Quick links: slides
In this talk, we outline how computational tools can be used to obtain a large corpus of Tweets, and discuss trends identified in the use of Māori loanwords in this data.
Following a wealth of studies which document the use of Māori loanwords in newspaper language (Calude et al In press, Deverson 1991, Davies and Maclagen 2006, Levendis and Calude 2019, Macalister 2006, 2007, 2008, 2009) and a small number considering spoken language (from the late 1990s, Kennedy 2001, Calude et al 2017), children’s picture books (Daly 2007, 2008, 2017) and TV news broadcasts (De Bres 2006), we complement this body of data with analyses of Social Media language. To this end, we propose a novel method of building a corpus of NZE Tweets which is both (relatively) clean and large, using machine learning techniques. The MLT Corpus (Māori Loanword Twitter Corpus) affords the study of Twitter language diachronically (over a ten year period) and idiolectally (by user ID profile). Our data comprises a mix of manually labelled and automatically categorised Tweets (in total, approx. 1 million Tweets, and nearly 20 million word tokens).
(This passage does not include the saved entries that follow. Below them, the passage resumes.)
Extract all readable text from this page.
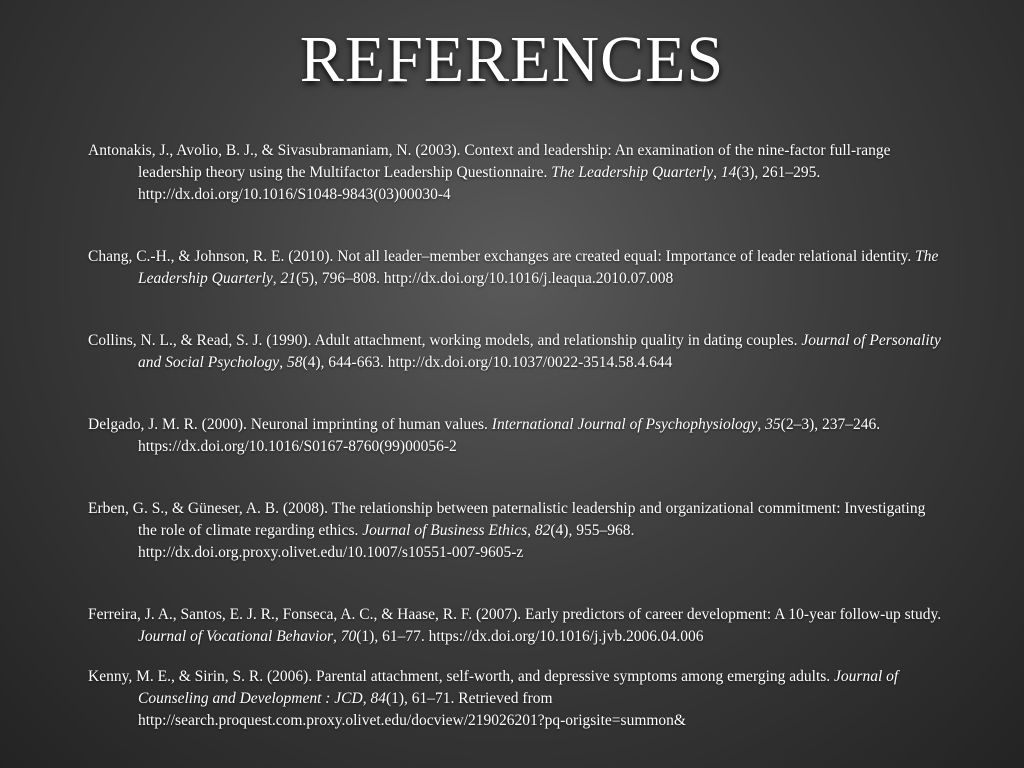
REFERENCES
Antonakis, J., Avolio, B. J., & Sivasubramaniam, N. (2003). Context and leadership: An examination of the nine-factor full-range leadership theory using the Multifactor Leadership Questionnaire. The Leadership Quarterly, 14(3), 261–295. http://dx.doi.org/10.1016/S1048-9843(03)00030-4
Chang, C.-H., & Johnson, R. E. (2010). Not all leader–member exchanges are created equal: Importance of leader relational identity. The Leadership Quarterly, 21(5), 796–808. http://dx.doi.org/10.1016/j.leaqua.2010.07.008
Collins, N. L., & Read, S. J. (1990). Adult attachment, working models, and relationship quality in dating couples. Journal of Personality and Social Psychology, 58(4), 644-663. http://dx.doi.org/10.1037/0022-3514.58.4.644
Delgado, J. M. R. (2000). Neuronal imprinting of human values. International Journal of Psychophysiology, 35(2–3), 237–246. https://dx.doi.org/10.1016/S0167-8760(99)00056-2
Erben, G. S., & Güneser, A. B. (2008). The relationship between paternalistic leadership and organizational commitment: Investigating the role of climate regarding ethics. Journal of Business Ethics, 82(4), 955–968. http://dx.doi.org.proxy.olivet.edu/10.1007/s10551-007-9605-z
Ferreira, J. A., Santos, E. J. R., Fonseca, A. C., & Haase, R. F. (2007). Early predictors of career development: A 10-year follow-up study. Journal of Vocational Behavior, 70(1), 61–77. https://dx.doi.org/10.1016/j.jvb.2006.04.006
Kenny, M. E., & Sirin, S. R. (2006). Parental attachment, self-worth, and depressive symptoms among emerging adults. Journal of Counseling and Development : JCD, 84(1), 61–71. Retrieved from http://search.proquest.com.proxy.olivet.edu/docview/219026201?pq-origsite=summon&
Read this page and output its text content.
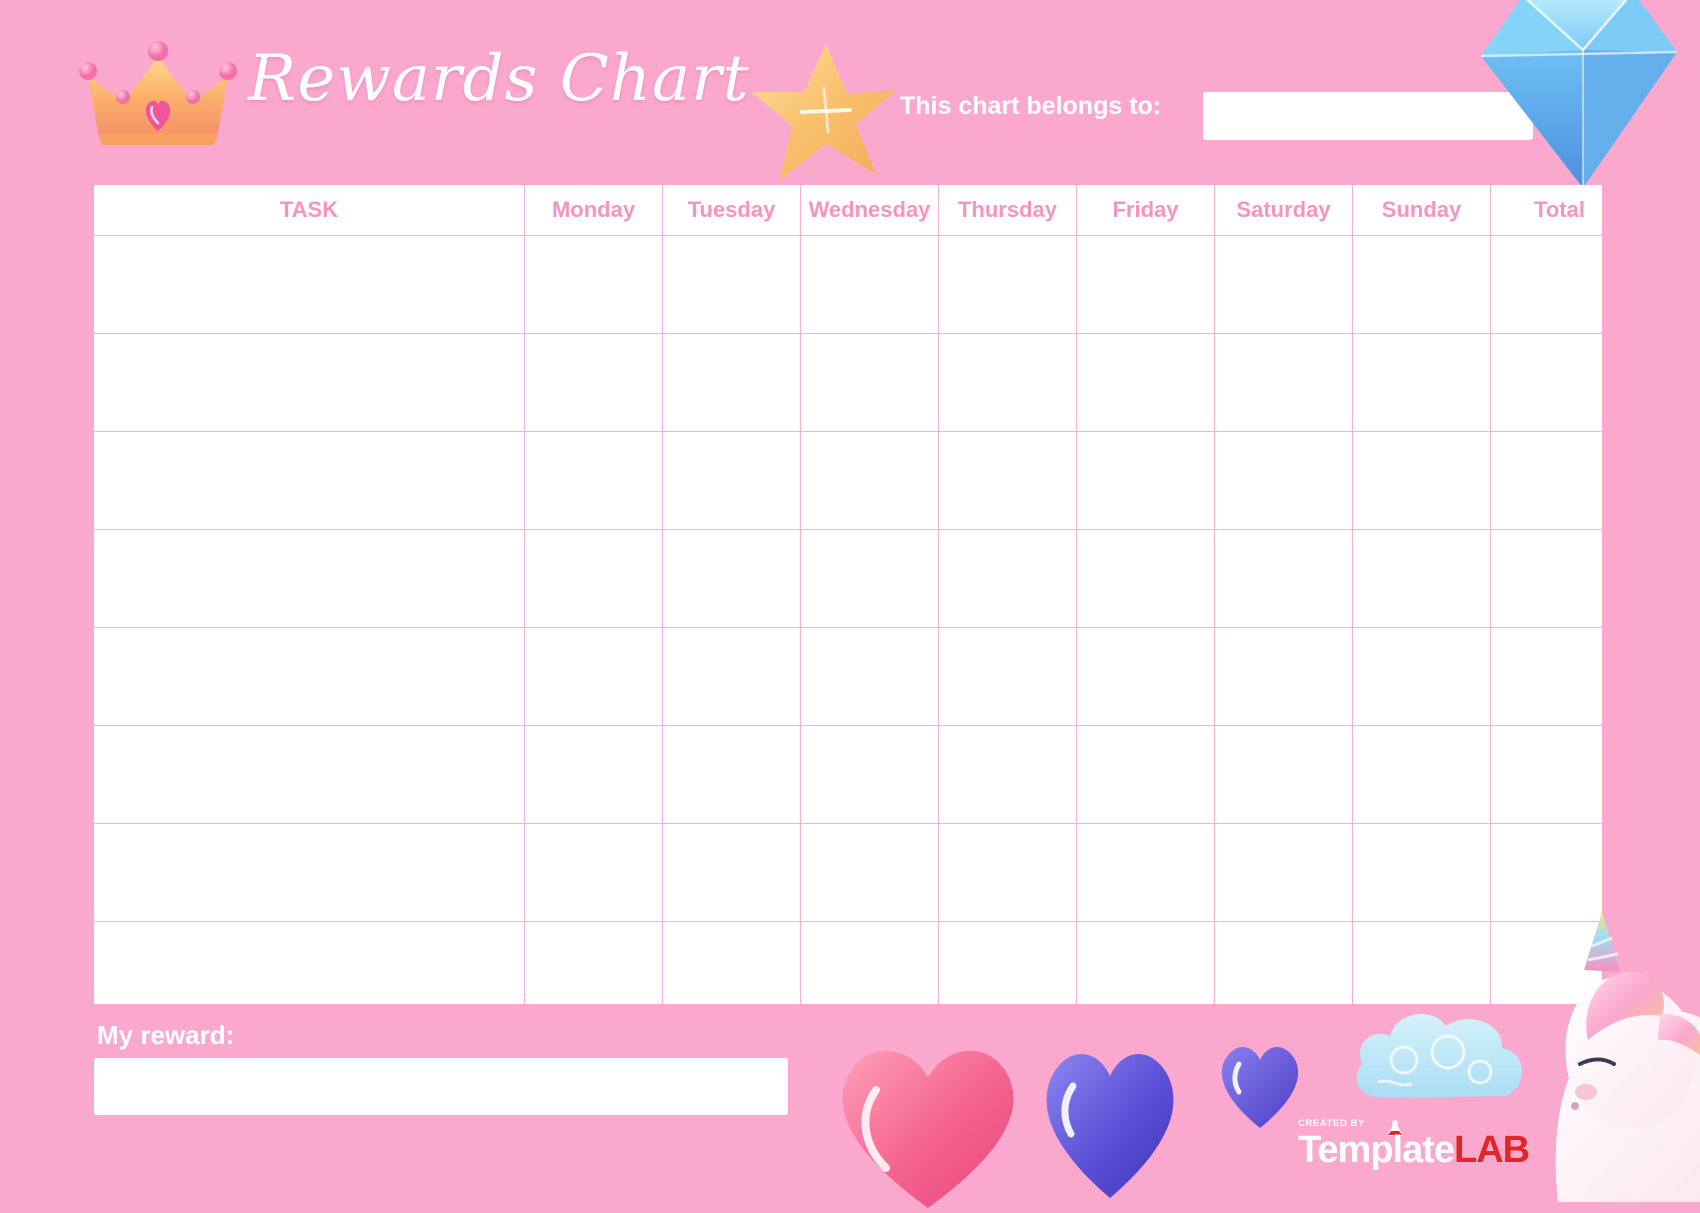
Rewards Chart	This chart belongs to:
TASK	Monday	Tuesday	Wednesday	Thursday	Friday	Saturday	Sunday	Total

My reward:
CREATED BY
TemplateLAB
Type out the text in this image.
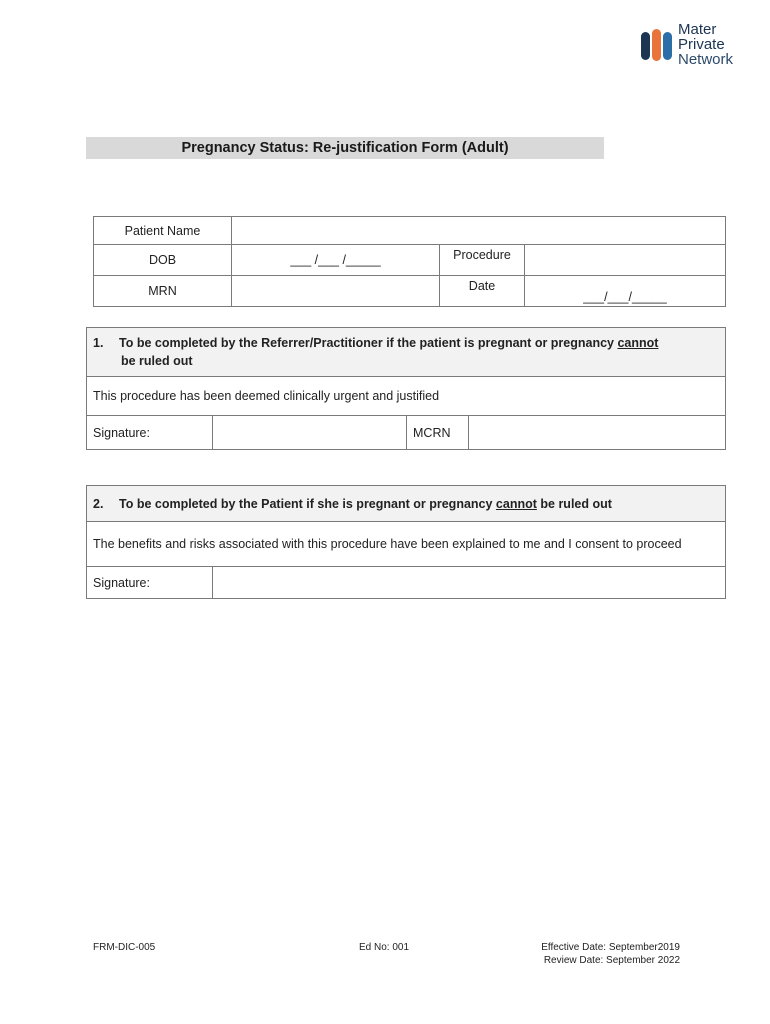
Mater
Private
Network
Pregnancy Status: Re-justification Form (Adult)
Patient Name			
DOB	___ /___ /_____	Procedure	
MRN		Date	___/___/_____
1. To be completed by the Referrer/Practitioner if the patient is pregnant or pregnancy cannot
be ruled out
This procedure has been deemed clinically urgent and justified
Signature:		MCRN	
2. To be completed by the Patient if she is pregnant or pregnancy cannot be ruled out
The benefits and risks associated with this procedure have been explained to me and I consent to proceed
Signature:	
FRM-DIC-005	Ed No: 001	Effective Date: September2019
Review Date: September 2022
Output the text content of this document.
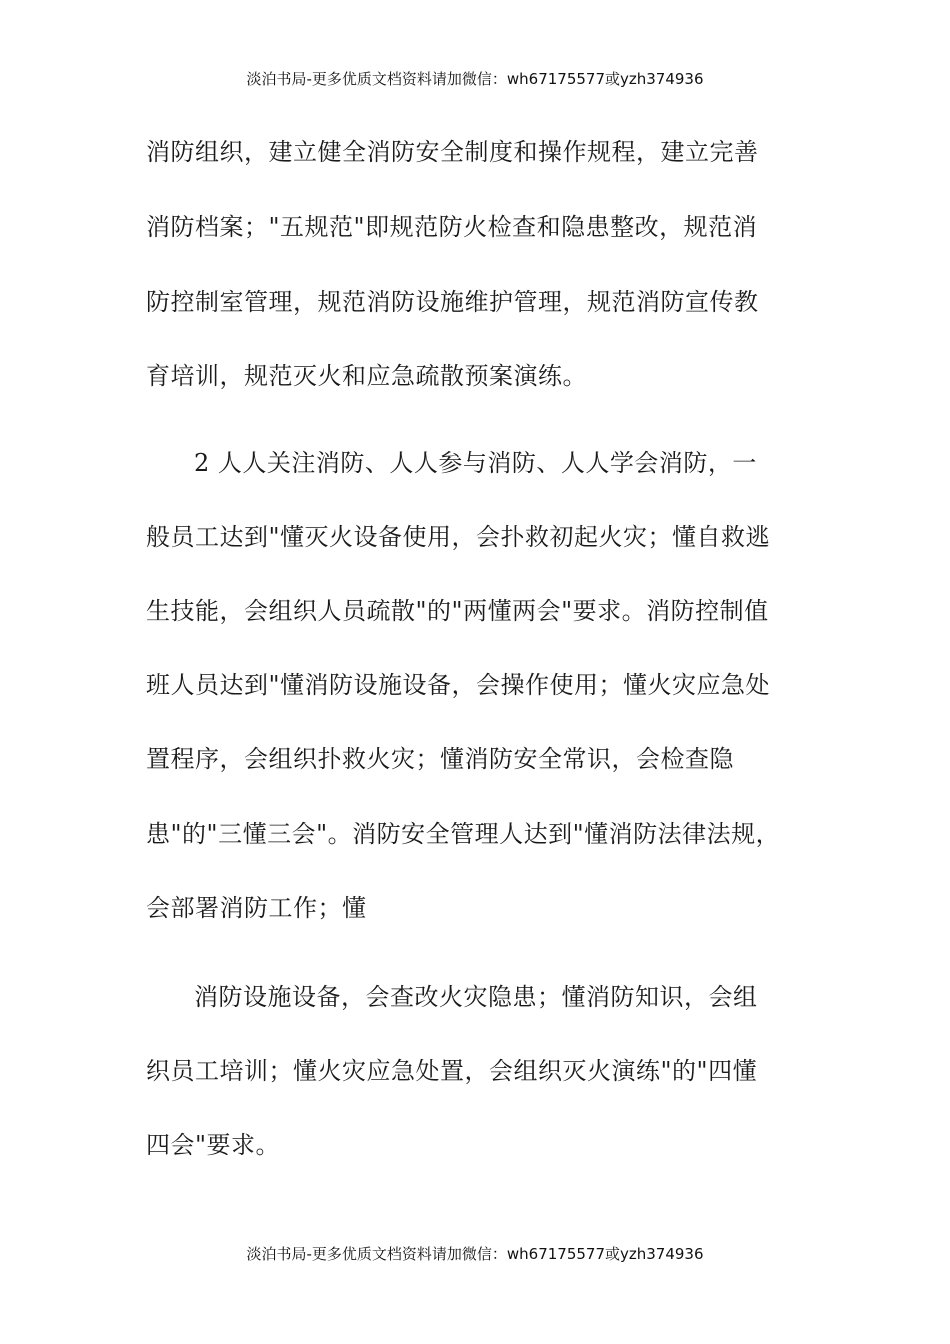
淡泊书局-更多优质文档资料请加微信：wh67175577或yzh374936
消防组织，建立健全消防安全制度和操作规程，建立完善
消防档案；"五规范"即规范防火检查和隐患整改，规范消
防控制室管理，规范消防设施维护管理，规范消防宣传教
育培训，规范灭火和应急疏散预案演练。
2 人人关注消防、人人参与消防、人人学会消防，一
般员工达到"懂灭火设备使用，会扑救初起火灾；懂自救逃
生技能，会组织人员疏散"的"两懂两会"要求。消防控制值
班人员达到"懂消防设施设备，会操作使用；懂火灾应急处
置程序，会组织扑救火灾；懂消防安全常识，会检查隐
患"的"三懂三会"。消防安全管理人达到"懂消防法律法规，
会部署消防工作；懂
消防设施设备，会查改火灾隐患；懂消防知识，会组
织员工培训；懂火灾应急处置，会组织灭火演练"的"四懂
四会"要求。
淡泊书局-更多优质文档资料请加微信：wh67175577或yzh374936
Because our main interest lies with the use of Māori loanwords, we analyse patterns observed in the use of hybrid hashtags containing (at least) one Māori word and (at least) one native English word, e.g., #tereostories, #growingupkiwi. We first extracted all the hashtags in the MLT corpus, and then manually inspected them in order to find the 100 most frequently occurring hybrid hashtags. In the talk, we discuss (1) diachronic patterns of these hashtags over the ten-year period analysed, (2) their syntactic structure (categorising them into compound hybrid hashtags, and phrasal hybrid hashtags, see. Caleffi 2015), (3) their discourse function, and (4) trends in their position within Tweets (that is, whether they occur within the main text of the tweet, or as annexed tags at its periphery). Our findings point to creative and novel uses of Māori loanwords in Twitter, not unlike the phenomena classified under “word play” by Zirker and Winter-Froemel (2015).
We hope that this work can contribute to current knowledge of the use of Māori loanwords and to methods in large-scale corpus building.